[PATCH 1/7] Linemap infrastructure for virtual locations

Dodji Seketeli dodji@redhat.com
Tue Jul 19 18:03:00 GMT 2011


Jason Merrill <jason@redhat.com> writes:

> On 07/19/2011 05:42 AM, Dodji Seketeli wrote:
>> If you are talking about the case of a macro A that can have (among the
>> tokens of its replacement list) a token B that itself is a macro, then
>> this is supported by the current setup.
>
> I was more thinking of the case of a macro A with a parameter X which
> is passed to macro B, and then macro C:
>
> 1: #define A(X) B(X)
> 2: #define B(X) C(X)
> 3: #define C(X) X+2
> 4:
> 5: A(blah)

So, let's consider a similar example then:

$ cat -n test12.c 
     1	int var;
     2	#define A(X) B(X)
     3	#define B(X) C(X)
     4	#define C(X) 2+X
     5	
     6	int
     7	foo (void)
     8	{
     9	  return A(blah());
    10	}
$ ./cc1 -ftrack-macro-expansion -quiet ../../prtests/test12.c
test12.c: In function ‘foo’:
test12.c:9:15: erreur: called object ‘var’ is not a function
test12.c:4:16: note: in expansion of macro 'C'
test12.c:3:14: note: expanded from here
test12.c:3:16: note: in expansion of macro 'B'
test12.c:2:14: note: expanded from here
test12.c:2:16: note: in expansion of macro 'A'
test12.c:9:10: note: expanded from here

>
> what is the replacement point of "blah"?  Is it the use of X on line
> 3?

There are going to be 3 macro expansions happening successively.
Eventually, in the context of the expansion of C (indirectly triggered
by the expansion of A), yes, the replacement point of "blah" is going to
be the use of X at line 3.

On my example, the corresponds to the diagnostic line:

    test12.c:4:16: note: in expansion of macro 'C'

> It seems that we can only have information about the X in one of
> the macro definitions.

That is true, in the context of a given macro expansion, e.g, in the
context of the expansion of the macro A, in A(blah).

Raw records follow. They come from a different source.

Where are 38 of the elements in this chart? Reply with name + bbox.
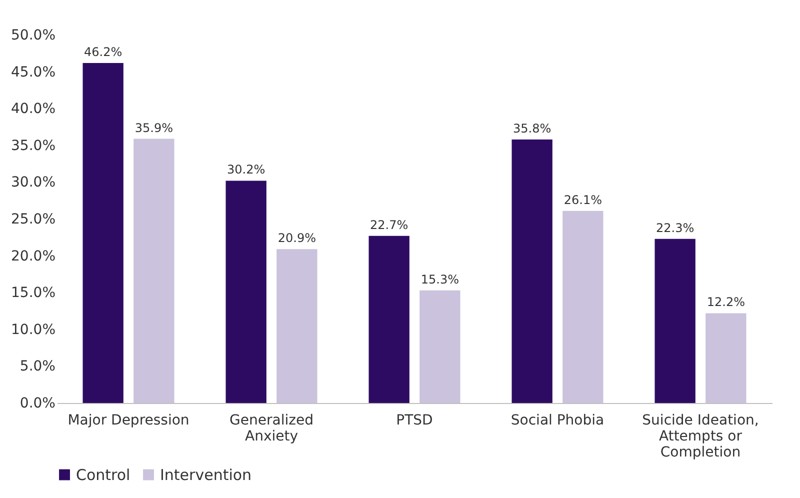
x-tick-label: Suicide Ideation, Attempts or Completion [642,412,759,460]
bar [512,140,552,403]
x-tick-label: Generalized Anxiety [230,412,314,444]
bar [654,238,696,403]
bar [420,290,460,403]
data-label: 22.7% [370,218,408,232]
y-tick-label: 15.0% [11,285,56,302]
data-label: 20.9% [278,231,316,246]
y-tick-label: 5.0% [20,358,56,375]
bar [562,210,604,403]
data-label: 46.2% [84,44,122,59]
x-tick-label: PTSD [396,412,433,428]
bar [82,62,124,403]
bar [226,180,266,403]
y-tick-label: 20.0% [11,248,56,264]
y-tick-label: 30.0% [11,174,56,191]
legend-label: Intervention [160,466,252,484]
y-tick-label: 0.0% [20,396,56,412]
data-label: 30.2% [227,162,266,177]
x-tick-label: Social Phobia [510,412,604,428]
data-label: 35.9% [134,120,173,135]
bar [134,138,174,403]
legend-label: Control [76,466,130,484]
data-label: 12.2% [706,295,745,310]
data-label: 22.3% [656,220,694,235]
data-label: 35.8% [513,122,552,136]
y-tick-label: 35.0% [11,138,56,154]
data-label: 15.3% [420,272,459,286]
bar [706,313,746,403]
data-label: 26.1% [564,192,602,207]
y-tick-label: 10.0% [11,322,56,338]
x-tick-label: Major Depression [68,412,190,428]
bar [368,236,410,403]
y-tick-label: 40.0% [11,101,56,118]
y-tick-label: 50.0% [11,28,56,44]
bar [276,249,318,403]
y-tick-label: 25.0% [11,212,56,228]
y-tick-label: 45.0% [11,64,56,80]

But then, when libcpp is requested to get the next token (e.g, after
expanding A(blah) into B(blah)) it finds out that the next token B is a
macro itself.  It then expands that macro in a new expansion context.
So we have information about the X in the context of B.  We eventually
reach the expansion context of C that way.